Fermeture du plateau technique de Synlab à Auch : huit licenciements et une profonde incompréhension chez les salariés

06 novembre 2025 - 17:59

Huit salariés du laboratoire d’analyses Synlab d’Auch ont appris le mois dernier leur licenciement, conséquence de la fermeture du plateau technique du site à la fin du mois. Un choc pour ces employés, qui se sont mobilisés ce jeudi avec le soutien de la CGT.

« Voilà notre cadeau de Noël, un licenciement », lâche, au bord des larmes, Marie-Joëlle en sortant de son entretien avec la direction du groupe Synlab, ce jeudi après-midi. Une triste confirmation : elle, comme sept autres salariés du laboratoire d’analyses médicales d’Auch, sera licenciée dans les prochains jours. Cette décision fait suite à l’annonce de la fermeture du plateau technique gersois, basé à Auch, avenue d’Alsace. Une fermeture programmée pour la fin du mois de novembre, qui entraîne de facto le licenciement de huit salariés : six techniciens, un cadre technique et une comptable.
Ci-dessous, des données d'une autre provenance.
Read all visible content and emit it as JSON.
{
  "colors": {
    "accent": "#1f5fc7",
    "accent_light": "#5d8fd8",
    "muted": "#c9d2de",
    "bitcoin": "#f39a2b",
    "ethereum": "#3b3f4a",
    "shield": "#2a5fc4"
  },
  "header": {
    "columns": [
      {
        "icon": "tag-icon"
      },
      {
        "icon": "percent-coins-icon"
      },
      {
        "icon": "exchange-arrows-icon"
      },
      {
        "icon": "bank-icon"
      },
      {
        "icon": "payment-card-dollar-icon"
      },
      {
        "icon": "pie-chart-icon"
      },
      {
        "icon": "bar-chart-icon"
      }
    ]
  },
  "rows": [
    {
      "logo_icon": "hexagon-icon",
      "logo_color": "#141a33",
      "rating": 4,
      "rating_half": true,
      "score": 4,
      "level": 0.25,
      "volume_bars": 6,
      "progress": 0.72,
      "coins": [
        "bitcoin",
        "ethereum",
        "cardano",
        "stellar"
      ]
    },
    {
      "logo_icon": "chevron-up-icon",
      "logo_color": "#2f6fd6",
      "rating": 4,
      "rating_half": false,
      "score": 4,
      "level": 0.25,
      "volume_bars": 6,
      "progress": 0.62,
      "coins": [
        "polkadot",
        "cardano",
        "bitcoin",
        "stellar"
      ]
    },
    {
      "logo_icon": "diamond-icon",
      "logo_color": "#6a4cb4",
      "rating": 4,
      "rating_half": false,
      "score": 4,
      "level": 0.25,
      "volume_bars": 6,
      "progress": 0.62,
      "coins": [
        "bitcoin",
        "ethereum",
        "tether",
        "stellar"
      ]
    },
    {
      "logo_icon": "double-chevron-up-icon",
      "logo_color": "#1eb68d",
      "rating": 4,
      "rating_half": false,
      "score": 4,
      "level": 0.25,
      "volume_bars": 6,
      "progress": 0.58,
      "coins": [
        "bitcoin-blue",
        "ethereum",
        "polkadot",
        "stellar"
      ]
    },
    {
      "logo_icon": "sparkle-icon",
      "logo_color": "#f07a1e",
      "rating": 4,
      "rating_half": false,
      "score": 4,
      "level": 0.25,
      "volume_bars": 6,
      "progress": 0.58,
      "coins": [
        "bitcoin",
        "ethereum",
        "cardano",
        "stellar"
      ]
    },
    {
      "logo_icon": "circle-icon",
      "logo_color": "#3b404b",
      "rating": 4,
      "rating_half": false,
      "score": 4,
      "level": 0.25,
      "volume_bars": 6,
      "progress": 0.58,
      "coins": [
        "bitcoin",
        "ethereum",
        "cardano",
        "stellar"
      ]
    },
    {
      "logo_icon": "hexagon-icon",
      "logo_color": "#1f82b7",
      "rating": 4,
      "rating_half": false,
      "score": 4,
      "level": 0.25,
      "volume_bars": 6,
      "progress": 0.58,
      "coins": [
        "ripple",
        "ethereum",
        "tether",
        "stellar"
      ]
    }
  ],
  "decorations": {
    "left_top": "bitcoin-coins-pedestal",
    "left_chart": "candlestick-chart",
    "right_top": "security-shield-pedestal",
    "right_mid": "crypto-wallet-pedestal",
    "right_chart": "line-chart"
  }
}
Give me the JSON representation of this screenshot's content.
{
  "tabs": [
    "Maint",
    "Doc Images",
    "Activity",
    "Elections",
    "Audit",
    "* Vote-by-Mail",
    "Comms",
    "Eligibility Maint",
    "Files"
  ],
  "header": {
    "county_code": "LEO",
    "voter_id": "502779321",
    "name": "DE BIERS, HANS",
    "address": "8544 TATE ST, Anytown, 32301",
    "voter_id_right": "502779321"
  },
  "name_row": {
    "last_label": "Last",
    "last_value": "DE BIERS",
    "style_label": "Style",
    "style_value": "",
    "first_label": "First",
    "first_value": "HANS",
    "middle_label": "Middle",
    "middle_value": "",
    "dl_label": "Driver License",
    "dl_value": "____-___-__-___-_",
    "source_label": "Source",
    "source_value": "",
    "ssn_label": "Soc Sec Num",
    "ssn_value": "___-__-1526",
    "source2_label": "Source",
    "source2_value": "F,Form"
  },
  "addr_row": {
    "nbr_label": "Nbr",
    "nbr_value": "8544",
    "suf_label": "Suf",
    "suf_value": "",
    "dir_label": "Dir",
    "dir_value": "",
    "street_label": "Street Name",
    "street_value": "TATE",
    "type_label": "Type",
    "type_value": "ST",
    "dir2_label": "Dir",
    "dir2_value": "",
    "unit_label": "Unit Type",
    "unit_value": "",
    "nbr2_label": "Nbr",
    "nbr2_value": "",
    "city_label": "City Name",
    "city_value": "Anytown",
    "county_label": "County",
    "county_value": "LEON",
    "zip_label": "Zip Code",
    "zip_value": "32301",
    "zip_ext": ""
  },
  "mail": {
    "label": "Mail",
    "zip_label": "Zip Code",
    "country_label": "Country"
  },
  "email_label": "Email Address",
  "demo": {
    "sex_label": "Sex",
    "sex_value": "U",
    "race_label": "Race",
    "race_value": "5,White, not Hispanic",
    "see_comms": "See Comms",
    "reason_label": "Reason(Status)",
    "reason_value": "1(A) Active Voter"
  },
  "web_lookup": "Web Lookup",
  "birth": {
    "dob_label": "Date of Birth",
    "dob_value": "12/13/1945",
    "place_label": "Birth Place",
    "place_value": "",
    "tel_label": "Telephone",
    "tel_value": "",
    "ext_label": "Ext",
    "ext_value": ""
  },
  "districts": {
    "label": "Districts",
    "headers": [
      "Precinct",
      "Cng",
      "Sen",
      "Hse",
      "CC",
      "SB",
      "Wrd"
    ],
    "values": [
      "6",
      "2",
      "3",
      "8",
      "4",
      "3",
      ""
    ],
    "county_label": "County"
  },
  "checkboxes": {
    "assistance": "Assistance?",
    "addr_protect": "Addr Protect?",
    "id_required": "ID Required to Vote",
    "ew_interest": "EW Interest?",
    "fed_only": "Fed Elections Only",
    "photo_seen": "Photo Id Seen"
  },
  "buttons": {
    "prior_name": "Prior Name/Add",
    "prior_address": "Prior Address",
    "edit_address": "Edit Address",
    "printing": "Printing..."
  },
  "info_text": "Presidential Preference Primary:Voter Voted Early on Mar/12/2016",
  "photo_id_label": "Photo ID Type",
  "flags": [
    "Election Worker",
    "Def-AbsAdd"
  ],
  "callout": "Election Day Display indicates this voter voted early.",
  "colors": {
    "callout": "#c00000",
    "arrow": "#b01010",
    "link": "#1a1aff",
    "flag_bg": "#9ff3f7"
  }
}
Marie-Joëlle, technicienne proche de la retraite, fait partie des personnes concernées. Elle se retrouve remerciée et contrainte de la prendre bien plus tôt que prévu.

« On a appris cette décision brutalement au mois d’octobre. Cela nous a été justifié par un motif économique, alors qu’il n’y a pas de problème économique : l’activité est la même, le chiffre d’affaires est constant. Après quarante ans de bons et loyaux services, on nous renvoie avec un gentil coup de pied, en disant qu’on ne sert plus à rien. C’est moralement très dur à vivre. »
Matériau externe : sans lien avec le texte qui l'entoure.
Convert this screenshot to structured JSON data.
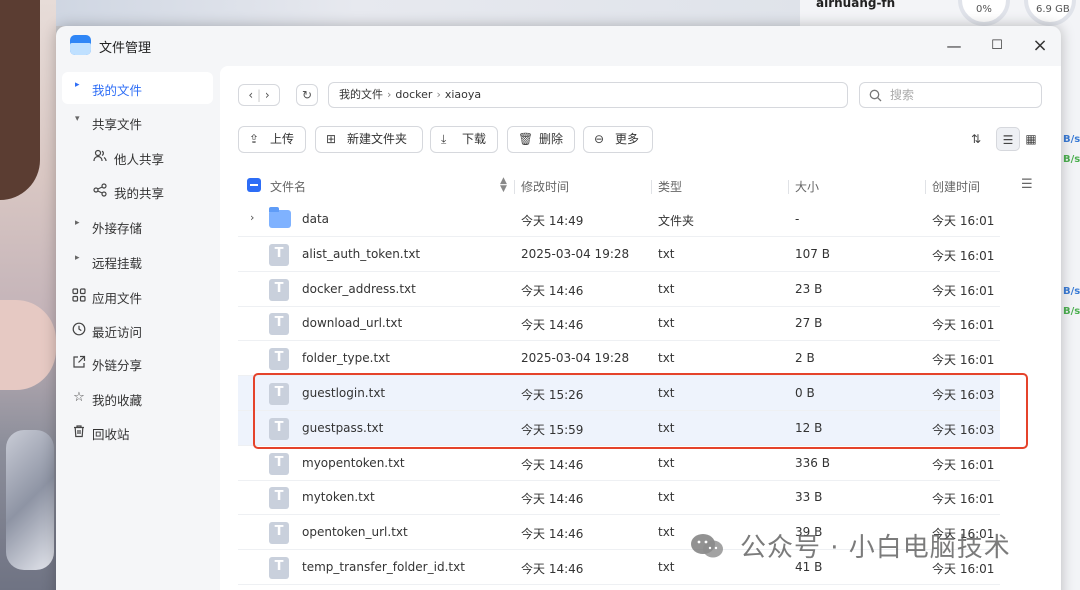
{
  "background": {
    "widget_name": "airhuang-fn",
    "gauge_cpu": "0%",
    "gauge_mem": "6.9 GB",
    "edge_labels": [
      "B/s",
      "B/s",
      "B/s",
      "B/s"
    ]
  },
  "window": {
    "title": "文件管理",
    "controls": {
      "close": "×",
      "maximize": "☐",
      "minimize": "—"
    }
  },
  "sidebar": {
    "items": [
      {
        "label": "我的文件",
        "icon": "chevron-right-icon",
        "active": true
      },
      {
        "label": "共享文件",
        "icon": "chevron-down-icon"
      },
      {
        "label": "他人共享",
        "icon": "users-icon",
        "sub": true
      },
      {
        "label": "我的共享",
        "icon": "share-icon",
        "sub": true
      },
      {
        "label": "外接存储",
        "icon": "chevron-right-icon"
      },
      {
        "label": "远程挂载",
        "icon": "chevron-right-icon"
      },
      {
        "label": "应用文件",
        "icon": "apps-icon"
      },
      {
        "label": "最近访问",
        "icon": "clock-icon"
      },
      {
        "label": "外链分享",
        "icon": "external-link-icon"
      },
      {
        "label": "我的收藏",
        "icon": "star-icon"
      },
      {
        "label": "回收站",
        "icon": "trash-icon"
      }
    ]
  },
  "breadcrumb": [
    "我的文件",
    "docker",
    "xiaoya"
  ],
  "search": {
    "placeholder": "搜索"
  },
  "toolbar": {
    "upload": "上传",
    "new_folder": "新建文件夹",
    "download": "下载",
    "delete": "删除",
    "more": "更多"
  },
  "table": {
    "columns": {
      "name": "文件名",
      "modified": "修改时间",
      "type": "类型",
      "size": "大小",
      "created": "创建时间"
    },
    "rows": [
      {
        "name": "data",
        "modified": "今天 14:49",
        "type": "文件夹",
        "size": "-",
        "created": "今天 16:01",
        "kind": "folder"
      },
      {
        "name": "alist_auth_token.txt",
        "modified": "2025-03-04 19:28",
        "type": "txt",
        "size": "107 B",
        "created": "今天 16:01",
        "kind": "file"
      },
      {
        "name": "docker_address.txt",
        "modified": "今天 14:46",
        "type": "txt",
        "size": "23 B",
        "created": "今天 16:01",
        "kind": "file"
      },
      {
        "name": "download_url.txt",
        "modified": "今天 14:46",
        "type": "txt",
        "size": "27 B",
        "created": "今天 16:01",
        "kind": "file"
      },
      {
        "name": "folder_type.txt",
        "modified": "2025-03-04 19:28",
        "type": "txt",
        "size": "2 B",
        "created": "今天 16:01",
        "kind": "file"
      },
      {
        "name": "guestlogin.txt",
        "modified": "今天 15:26",
        "type": "txt",
        "size": "0 B",
        "created": "今天 16:03",
        "kind": "file",
        "selected": true
      },
      {
        "name": "guestpass.txt",
        "modified": "今天 15:59",
        "type": "txt",
        "size": "12 B",
        "created": "今天 16:03",
        "kind": "file",
        "selected": true
      },
      {
        "name": "myopentoken.txt",
        "modified": "今天 14:46",
        "type": "txt",
        "size": "336 B",
        "created": "今天 16:01",
        "kind": "file"
      },
      {
        "name": "mytoken.txt",
        "modified": "今天 14:46",
        "type": "txt",
        "size": "33 B",
        "created": "今天 16:01",
        "kind": "file"
      },
      {
        "name": "opentoken_url.txt",
        "modified": "今天 14:46",
        "type": "txt",
        "size": "39 B",
        "created": "今天 16:01",
        "kind": "file"
      },
      {
        "name": "temp_transfer_folder_id.txt",
        "modified": "今天 14:46",
        "type": "txt",
        "size": "41 B",
        "created": "今天 16:01",
        "kind": "file"
      }
    ]
  },
  "watermark": "公众号 · 小白电脑技术",
  "colors": {
    "accent": "#2d6df6",
    "highlight_border": "#e5432b",
    "selected_row": "#eef3fc"
  }
}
« Une grosse remise en cause du travail accompli »

Un choc également pour Gaëtan, lui aussi concerné par ce plan de licenciements.
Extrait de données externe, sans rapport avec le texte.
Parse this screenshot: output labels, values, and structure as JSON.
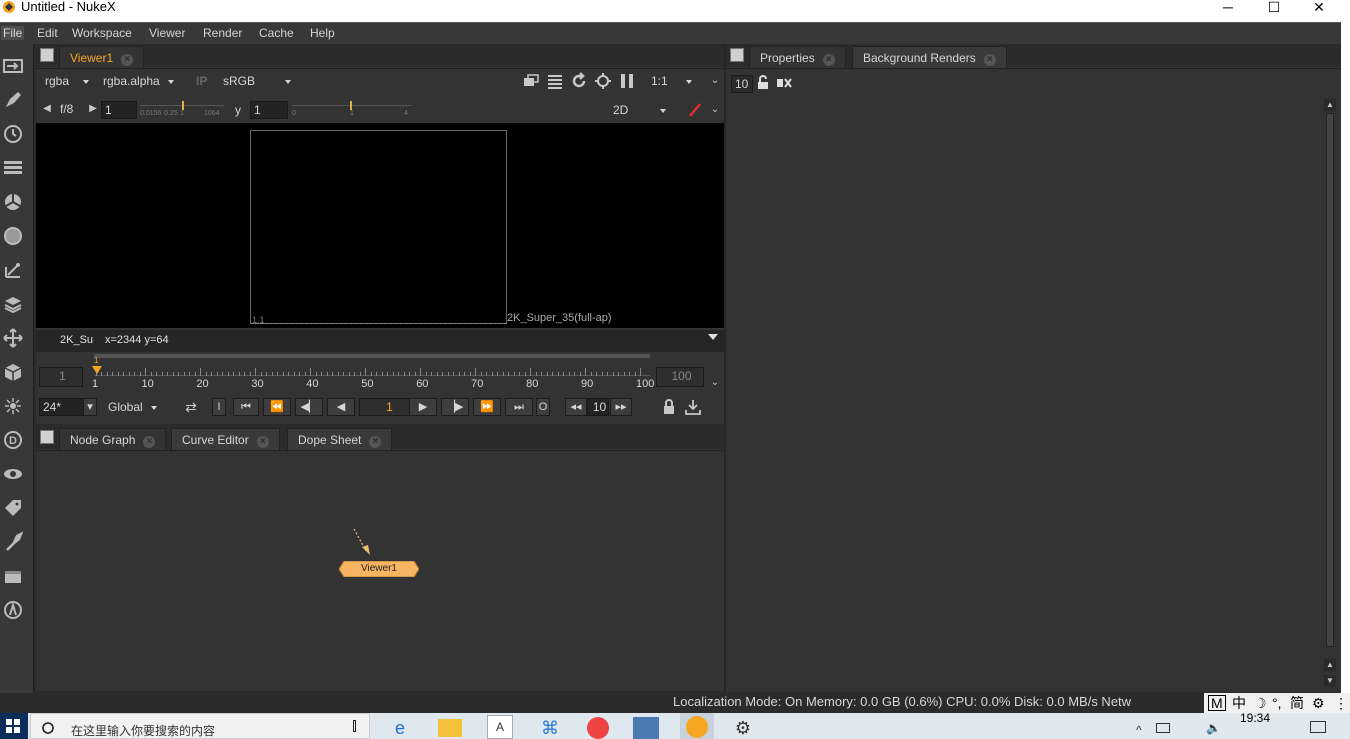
{
  "window": {
    "title": "Untitled - NukeX",
    "minimize": "─",
    "maximize": "☐",
    "close": "✕"
  },
  "menu": [
    "File",
    "Edit",
    "Workspace",
    "Viewer",
    "Render",
    "Cache",
    "Help"
  ],
  "toolbar_icons": [
    "image-icon",
    "draw-icon",
    "time-icon",
    "channel-icon",
    "color-icon",
    "filter-icon",
    "keyer-icon",
    "merge-icon",
    "transform-icon",
    "3d-icon",
    "particles-icon",
    "deep-icon",
    "views-icon",
    "metadata-icon",
    "toolsets-icon",
    "other-icon",
    "furnace-icon"
  ],
  "viewer_panel": {
    "tab": "Viewer1",
    "channels": "rgba",
    "alpha": "rgba.alpha",
    "ip": "IP",
    "lut": "sRGB",
    "zoom": "1:1",
    "fstop": "f/8",
    "gain": "1",
    "gain_ticks": [
      "0.0156",
      "0.25",
      "1",
      "1064"
    ],
    "gamma_label": "y",
    "gamma": "1",
    "gamma_ticks": [
      "0",
      "1",
      "4"
    ],
    "view_mode": "2D",
    "frame_origin": "1,1",
    "format_label": "2K_Super_35(full-ap)",
    "info_format": "2K_Su",
    "info_coords": "x=2344 y=64",
    "timeline": {
      "start": "1",
      "end": "100",
      "ticks": [
        "1",
        "10",
        "20",
        "30",
        "40",
        "50",
        "60",
        "70",
        "80",
        "90",
        "100"
      ],
      "marker": "1",
      "fps": "24*",
      "range_mode": "Global",
      "current_frame": "1",
      "step": "10",
      "in_label": "I",
      "out_label": "O"
    }
  },
  "node_panel": {
    "tabs": [
      "Node Graph",
      "Curve Editor",
      "Dope Sheet"
    ],
    "node_label": "Viewer1"
  },
  "properties_panel": {
    "tabs": [
      "Properties",
      "Background Renders"
    ],
    "max_panels": "10"
  },
  "statusbar": {
    "text": "Localization Mode: On Memory: 0.0 GB (0.6%) CPU: 0.0% Disk: 0.0 MB/s Netw"
  },
  "taskbar": {
    "search_placeholder": "在这里输入你要搜索的内容",
    "time": "19:34",
    "ime": [
      "M",
      "中",
      "简"
    ]
  },
  "colors": {
    "accent": "#f5a623",
    "bg": "#2b2b2b",
    "panel": "#333333",
    "node": "#f7b461"
  }
}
« C’est une grosse remise en cause du travail qui a été fait, de l’engagement que j’ai eu pour ce laboratoire. Je suis en plein doute sur ce que je vais faire plus tard. Des propositions de reclassement ont été faites par la direction de Synlab, mais à plusieurs centaines de kilomètres, comme à Annecy ou Rouen. C’est totalement inconcevable pour moi. »

Des analyses désormais analysées dans les Landes

Si l’activité liée aux prélèvements n’est pas impactée, la fermeture du plateau technique – où sont réalisées les analyses de sang – sera désormais effectué dans les Landes sur les sites d'Aire-sur-Adour, à 1h20 de route d’Auch. Des coursiers devront y transporter quotidiennement les échantillons sanguins. Les salariés alertent sur un allongement des délais d’analyse.

« Les personnes qui venaient en fin de journée, ou les médecins qui nous envoyaient des patients en urgence, avaient les résultats dans l’heure. Désormais, si un patient arrive après le départ du dernier coursier, on n’aura plus la possibilité de faire un bilan urgent et de rendre un résultat au médecin, qui ne pourra pas poser de diagnostic rapidement », confie l’une des techniciennes du plateau technique.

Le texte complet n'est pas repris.